Austria glanced around at their expectant faces for just a moment before settling his eyes on France. "So, France... What's your favorite color?"

France gave a resigned sigh. "That is a very boring question, mon cher, but... green."

"...Green?" America said. "Why the hell do you like green? I'd have guessed your fave was pink or something prissy."

France turned up his nose, and China gave a small shrug. "Next, aru!"

Japan raised his hand. "Spain-san, what is your favorite color?"

Everyone groaned—there was no way they were going to get anywhere if things kept going at this pace. But nevertheless, Spain thought over the question and finally responded, "Well... lavender."

Japan raised an eyebrow. "Lavender?"

Romano jumped up. "NO WAY! YOUR FAVORITE FUCKING COLOR IS RED—LIKE RIPE TOMATOES! Which I totally don't know because I don't give a shit, by the way!"

Spain grinned. "Nope! I definitely like light purple!"

Russia fiddled with his scarf and let a small smirk slide onto his face; England huffed, and Canada hugged Kumajiro with a sigh. Everyone ignored him.

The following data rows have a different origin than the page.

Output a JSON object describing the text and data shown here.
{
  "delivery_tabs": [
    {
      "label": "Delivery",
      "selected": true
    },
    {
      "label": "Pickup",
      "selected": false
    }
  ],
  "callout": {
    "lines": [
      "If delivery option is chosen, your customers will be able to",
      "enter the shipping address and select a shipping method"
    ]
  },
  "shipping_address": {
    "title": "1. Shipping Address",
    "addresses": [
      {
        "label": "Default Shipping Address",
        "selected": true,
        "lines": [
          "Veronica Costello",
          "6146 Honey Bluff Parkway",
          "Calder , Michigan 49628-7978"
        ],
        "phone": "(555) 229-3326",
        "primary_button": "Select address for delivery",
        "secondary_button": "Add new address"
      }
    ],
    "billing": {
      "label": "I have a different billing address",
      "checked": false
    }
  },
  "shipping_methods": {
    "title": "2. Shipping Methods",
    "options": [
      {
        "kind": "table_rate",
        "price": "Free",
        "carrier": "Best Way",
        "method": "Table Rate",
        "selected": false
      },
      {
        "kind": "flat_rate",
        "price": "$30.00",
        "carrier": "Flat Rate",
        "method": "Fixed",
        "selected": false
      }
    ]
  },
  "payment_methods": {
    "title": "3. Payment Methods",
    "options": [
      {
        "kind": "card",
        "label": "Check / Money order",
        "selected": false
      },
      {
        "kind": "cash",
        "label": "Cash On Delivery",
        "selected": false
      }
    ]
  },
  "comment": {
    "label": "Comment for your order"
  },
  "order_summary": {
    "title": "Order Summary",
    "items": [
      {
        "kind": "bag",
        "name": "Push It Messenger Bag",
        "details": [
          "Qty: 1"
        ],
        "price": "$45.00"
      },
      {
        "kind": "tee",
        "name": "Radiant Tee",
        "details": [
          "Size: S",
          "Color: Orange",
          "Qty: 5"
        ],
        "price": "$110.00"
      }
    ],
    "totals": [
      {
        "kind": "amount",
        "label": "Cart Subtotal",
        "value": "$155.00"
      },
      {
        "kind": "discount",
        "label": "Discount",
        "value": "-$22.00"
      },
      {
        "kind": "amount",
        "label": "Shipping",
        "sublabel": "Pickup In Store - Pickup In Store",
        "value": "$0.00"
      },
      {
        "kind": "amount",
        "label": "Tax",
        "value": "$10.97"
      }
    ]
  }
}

"...I have a question," Germany said dryly. "And no, it isn't about anyone's favorite color."

The people in the circle seemed to sit up a little straighter. "Excellent!" Hungary beamed. "For whom?"

"For... Italy, I guess." Germany turned towards the Italian (who seemed positively enthralled at the attention) and asked, "We're friends, ja? So spare me the humiliation and tell me how to play this damn game, please?"

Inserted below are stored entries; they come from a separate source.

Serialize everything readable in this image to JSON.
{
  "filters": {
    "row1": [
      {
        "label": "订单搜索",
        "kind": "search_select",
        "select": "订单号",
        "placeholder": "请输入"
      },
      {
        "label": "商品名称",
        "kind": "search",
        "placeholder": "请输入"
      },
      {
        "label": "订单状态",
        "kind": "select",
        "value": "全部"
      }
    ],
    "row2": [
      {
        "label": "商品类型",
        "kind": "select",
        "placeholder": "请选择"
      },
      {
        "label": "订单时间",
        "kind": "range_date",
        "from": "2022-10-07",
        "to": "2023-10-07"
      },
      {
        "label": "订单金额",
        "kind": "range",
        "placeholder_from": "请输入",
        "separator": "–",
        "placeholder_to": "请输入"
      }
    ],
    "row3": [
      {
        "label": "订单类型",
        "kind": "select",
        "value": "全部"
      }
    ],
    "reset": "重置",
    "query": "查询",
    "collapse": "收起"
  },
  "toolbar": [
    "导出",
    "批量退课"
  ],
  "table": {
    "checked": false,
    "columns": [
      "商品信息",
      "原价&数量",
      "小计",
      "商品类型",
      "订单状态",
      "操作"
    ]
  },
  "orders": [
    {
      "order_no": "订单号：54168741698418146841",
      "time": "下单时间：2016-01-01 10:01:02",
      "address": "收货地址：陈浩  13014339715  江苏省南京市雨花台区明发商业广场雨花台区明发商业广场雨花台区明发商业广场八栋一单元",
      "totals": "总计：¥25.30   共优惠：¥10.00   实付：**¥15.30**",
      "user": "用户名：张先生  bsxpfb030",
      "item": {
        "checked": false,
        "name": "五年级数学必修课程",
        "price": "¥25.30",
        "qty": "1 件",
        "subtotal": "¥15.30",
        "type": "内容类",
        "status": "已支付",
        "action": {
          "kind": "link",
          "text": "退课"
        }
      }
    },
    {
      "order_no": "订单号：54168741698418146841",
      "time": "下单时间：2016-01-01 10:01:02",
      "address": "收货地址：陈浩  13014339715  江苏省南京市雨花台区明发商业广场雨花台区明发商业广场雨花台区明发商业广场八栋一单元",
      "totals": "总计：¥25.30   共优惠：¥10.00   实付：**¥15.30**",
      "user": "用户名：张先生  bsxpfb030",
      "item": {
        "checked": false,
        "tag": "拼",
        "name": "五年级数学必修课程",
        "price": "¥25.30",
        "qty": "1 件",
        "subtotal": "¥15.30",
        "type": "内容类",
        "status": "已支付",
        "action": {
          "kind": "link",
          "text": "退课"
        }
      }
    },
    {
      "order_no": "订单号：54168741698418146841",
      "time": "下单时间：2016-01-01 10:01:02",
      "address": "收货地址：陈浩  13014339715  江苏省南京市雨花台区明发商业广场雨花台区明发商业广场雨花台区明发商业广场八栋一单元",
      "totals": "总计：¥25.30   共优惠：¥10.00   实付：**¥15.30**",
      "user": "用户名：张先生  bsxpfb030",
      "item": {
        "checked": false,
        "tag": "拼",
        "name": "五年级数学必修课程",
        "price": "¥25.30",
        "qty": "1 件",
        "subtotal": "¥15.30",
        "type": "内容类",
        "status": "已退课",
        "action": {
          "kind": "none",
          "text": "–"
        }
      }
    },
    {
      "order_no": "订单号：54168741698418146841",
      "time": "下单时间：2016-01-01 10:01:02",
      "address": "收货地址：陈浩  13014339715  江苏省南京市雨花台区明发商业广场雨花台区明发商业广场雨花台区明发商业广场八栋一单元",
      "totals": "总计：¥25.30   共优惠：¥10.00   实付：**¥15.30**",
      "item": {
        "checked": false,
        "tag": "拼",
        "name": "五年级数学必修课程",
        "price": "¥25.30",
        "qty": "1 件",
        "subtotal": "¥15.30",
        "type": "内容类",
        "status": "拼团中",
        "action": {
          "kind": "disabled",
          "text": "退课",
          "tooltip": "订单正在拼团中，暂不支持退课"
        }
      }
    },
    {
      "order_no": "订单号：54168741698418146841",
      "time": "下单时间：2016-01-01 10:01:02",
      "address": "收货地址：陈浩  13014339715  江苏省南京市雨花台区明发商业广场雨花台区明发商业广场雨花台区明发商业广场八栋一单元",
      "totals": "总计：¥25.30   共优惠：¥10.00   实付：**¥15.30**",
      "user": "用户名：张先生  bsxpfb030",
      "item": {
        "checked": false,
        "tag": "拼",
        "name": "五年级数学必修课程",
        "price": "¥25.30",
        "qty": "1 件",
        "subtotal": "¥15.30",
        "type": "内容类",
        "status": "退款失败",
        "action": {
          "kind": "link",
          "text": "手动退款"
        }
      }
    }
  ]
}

England facepalmed. "You can't ask that question; it's against the rules! And Italy, don't you DARE answer him—"

"It's okay, England!" Italy cheerfully said. "Germany and I haven't EVER been good friends, ve~!"

America blinked. "Wait. What the heck just—"

"WHAT THE FUCK? Mi fratello FINALLY got some sense knocked into him?" Romano looked extremely smug by this turn of events. Spain shook his head and rolled his eyes, realizing that Romano's smugness would turn into disappointment soon enough.

Canada held back his snickers at the obvious shock on Germany's face. None of the five nations in the center noticed that Italy and China briefly made eye-contact during the confusion.

"Look, mis amigos," Spain said, interrupting the chaos, "we're never going to finish this game if we keep this pace up. Continue asking questions until one of you thinks that you know what's going on, por favor—"

"Dude, I've got one! And it doesn't suck!" America shouted. "Hey Artie, who was the last person who slept with you?"

The room erupted in laughter; France began his mantra of "onhonhonhon"s, Hungary squealed and clapped with joy, and Prussia's "Now THAT'S more like it!" was interspersed with cackling.

England was beet-red and looked like he was going to blow a gasket. "Bleeding GIT! I am going to KILL you!"

"Now I can see why England doesn't like this game..." Canada sighed to his bear.

"Who are you?"

"I'm Canada!"

"That was a rather rude question," Austria said to America.

"Dude, I don't care!" America said. "I just want to know!"

England snapped. "I LAST SLEPT WITH FRANCE!" he said. "NOW ARE YOU FUCKING HAPPY?"

All of a sudden, Italy jumped up from his seat. "Psychiatrist~!"

And without warning, everyone in the circle was scrambling to a different chair.

"The hell—?"

"Where—?"

"OUCH, THAT WAS MY FOOT!"

"MATTIE! When did you get here?"

"AL! I've been here this WHOLE TIME!"

Germany and Japan both looked moderately terrified, and Romano screamed when Russia almost stepped on him in a rush. Only Austria remained completely calm, observing the chaos with disapproval.

When the excitement finally died down, Romano yelled, "WHAT THE FUCK JUST HAPPENED?"

"Don't worry, mi tomatito!" Spain said cheerfully from his new seat. "It's all a part of the game!"

"Just keep asking us things," Canada said softly, "and eventually you'll—"

"Just keep asking us things," Russia interrupted, "and eventually you'll figure it out, da?"

"I have another question!" America pointed directly at Russia and, with an odd grin on his face, said, "You're still secretly a commie, aren't you, you crazy bastard?"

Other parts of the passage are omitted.